Better Yielding Loans, NIM’s Could Improve For AMMB

Maybank IB says it will keep its forecasts on AMMB following a meeting with management, the broking house forecast a net profit growth of 5.7% in FY25/26E respectively, with prospective ROEs of 8.7%. It also noted the valuations were undemanding and maintained a buy call on the stock with an unchanged TP of MYR5.05

The house forecast a FY24 dividend yield of 4.9% (40% payout assumption). AMMB’s loan growth has lagged the industry’s thus far and it is likely to end its financial year (March) around the 3% mark. Maybank IB said it has pencilled in loan growth of 2.8% for FY24 and 3.2% for FY25. Nevertheless, what is positive is that with increased focus on better yielding loans in the commercial and mid-corporate space, the house does expect NIMs to improve in FY25, and has factored in a 3-bps increase in the group’s FY25 NIM.

The group’s gross impaired loans ratio is still ticking up at this stage (particularly in the consumer portfolio), in line with the industry’s, but with the restoration of its loan loss coverage to a comfortable 112% end Dec 2023, provision levels are adequate.
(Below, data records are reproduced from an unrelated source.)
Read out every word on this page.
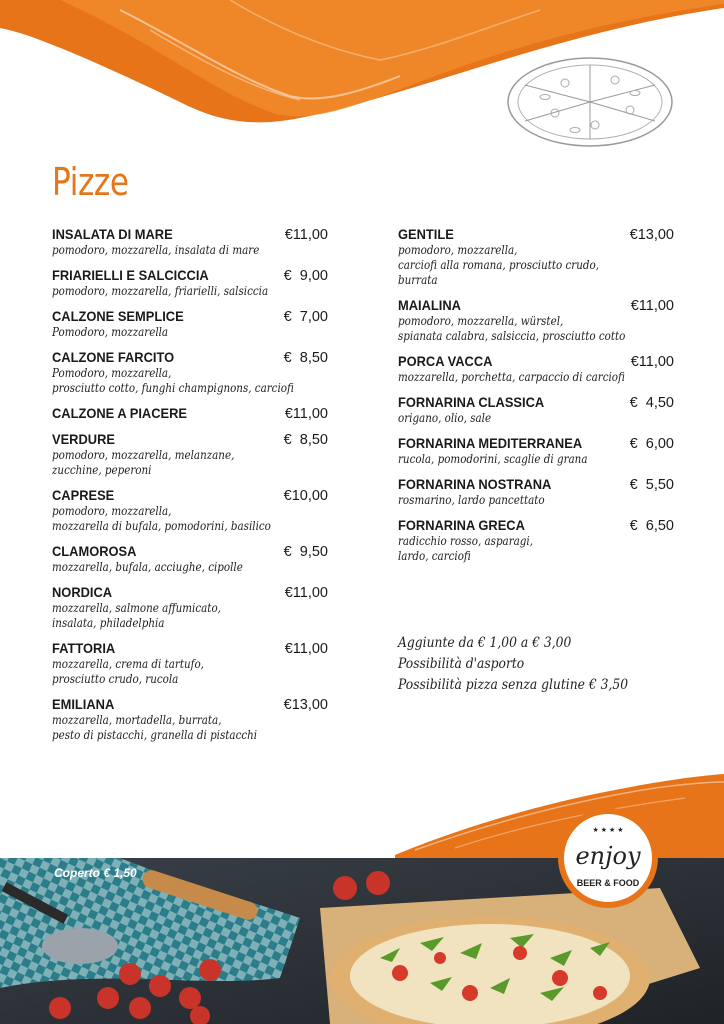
Pizze
INSALATA DI MARE	€11,00
pomodoro, mozzarella, insalata di mare
FRIARIELLI E SALCICCIA	€  9,00
pomodoro, mozzarella, friarielli, salsiccia
CALZONE SEMPLICE	€  7,00
Pomodoro, mozzarella
CALZONE FARCITO	€  8,50
Pomodoro, mozzarella,
prosciutto cotto, funghi champignons, carciofi
CALZONE A PIACERE	€11,00
VERDURE	€  8,50
pomodoro, mozzarella, melanzane,
zucchine, peperoni
CAPRESE	€10,00
pomodoro, mozzarella,
mozzarella di bufala, pomodorini, basilico
CLAMOROSA	€  9,50
mozzarella, bufala, acciughe, cipolle
NORDICA	€11,00
mozzarella, salmone affumicato,
insalata, philadelphia
FATTORIA	€11,00
mozzarella, crema di tartufo,
prosciutto crudo, rucola
EMILIANA	€13,00
mozzarella, mortadella, burrata,
pesto di pistacchi, granella di pistacchi
GENTILE	€13,00
pomodoro, mozzarella,
carciofi alla romana, prosciutto crudo,
burrata
MAIALINA	€11,00
pomodoro, mozzarella, würstel,
spianata calabra, salsiccia, prosciutto cotto
PORCA VACCA	€11,00
mozzarella, porchetta, carpaccio di carciofi
FORNARINA CLASSICA	€  4,50
origano, olio, sale
FORNARINA MEDITERRANEA	€  6,00
rucola, pomodorini, scaglie di grana
FORNARINA NOSTRANA	€  5,50
rosmarino, lardo pancettato
FORNARINA GRECA	€  6,50
radicchio rosso, asparagi,
lardo, carciofi
Aggiunte da € 1,00 a € 3,00
Possibilità d'asporto
Possibilità pizza senza glutine € 3,50
Coperto € 1,50
enjoy
BEER & FOOD
★ ★ ★ ★
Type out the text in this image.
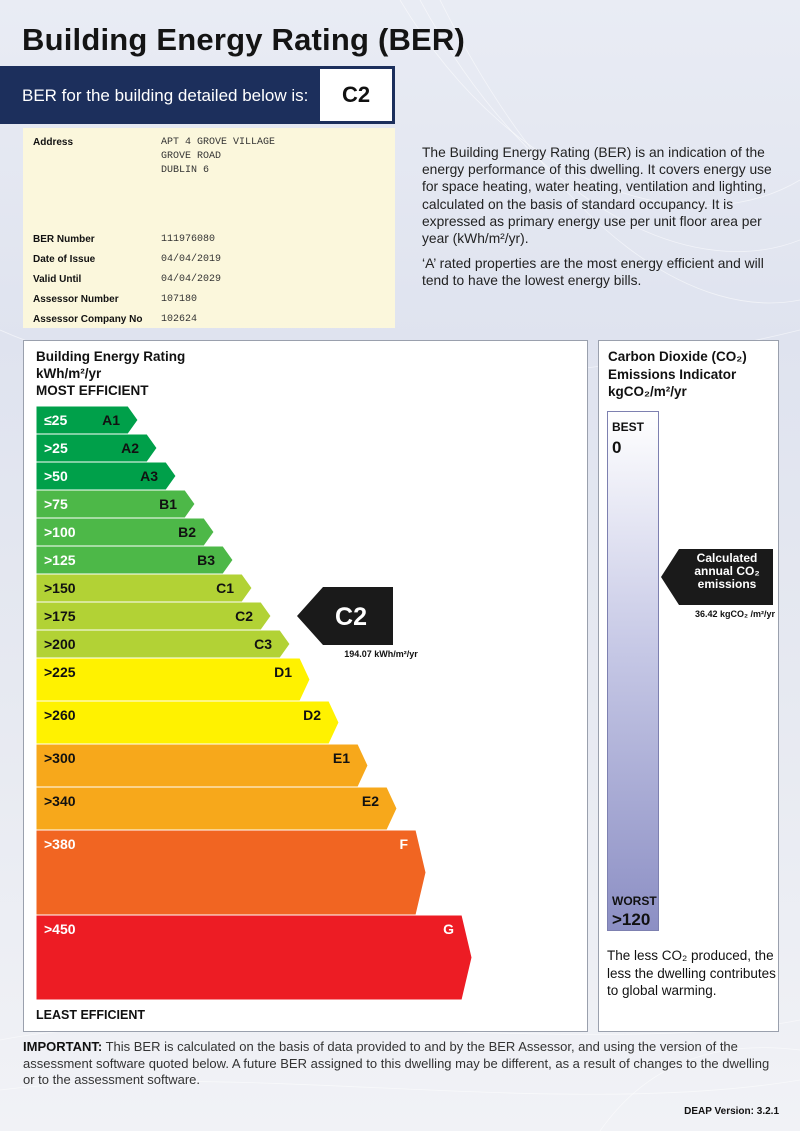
Building Energy Rating (BER)
BER for the building detailed below is:	C2
Address	APT 4 GROVE VILLAGE
GROVE ROAD
DUBLIN 6
BER Number	111976080
Date of Issue	04/04/2019
Valid Until	04/04/2029
Assessor Number	107180
Assessor Company No 102624

The Building Energy Rating (BER) is an indication of the energy performance of this dwelling. It covers energy use for space heating, water heating, ventilation and lighting, calculated on the basis of standard occupancy. It is expressed as primary energy use per unit floor area per year (kWh/m²/yr).

‘A’ rated properties are the most energy efficient and will tend to have the lowest energy bills.

Building Energy Rating
kWh/m²/yr
MOST EFFICIENT
≤25 A1
>25	A2
>50	A3
>75	B1
>100	B2
>125	B3
>150	C1
>175	C2
>200	C3
>225	D1
>260	D2
>300	E1
>340	E2
>380	F
>450	G
C2
194.07 kWh/m²/yr
LEAST EFFICIENT
Carbon Dioxide (CO₂)
Emissions Indicator
kgCO₂/m²/yr
BEST
0
WORST
>120
Calculated
annual CO₂
emissions
36.42 kgCO₂ /m²/yr
The less CO₂ produced, the less the dwelling contributes to global warming.
IMPORTANT: This BER is calculated on the basis of data provided to and by the BER Assessor, and using the version of the assessment software quoted below. A future BER assigned to this dwelling may be different, as a result of changes to the dwelling or to the assessment software.
DEAP Version: 3.2.1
The house has nevertheless kept credit cost assumptions elevated at 30bps in FY24E and FY25E respectively, on prudent grounds.

The group’s CET1 ratios have been restored to a comfortable 13.4% and could potentially be enhanced by another 2%-pts when it carts over to an Internal Risk-based (IRB) framework. The dividend payout forecast assumes a normalisation to pre-COVID levels of 40% from FY24E onwards, but does not rule out higher payout ratios once it shifts to IRB.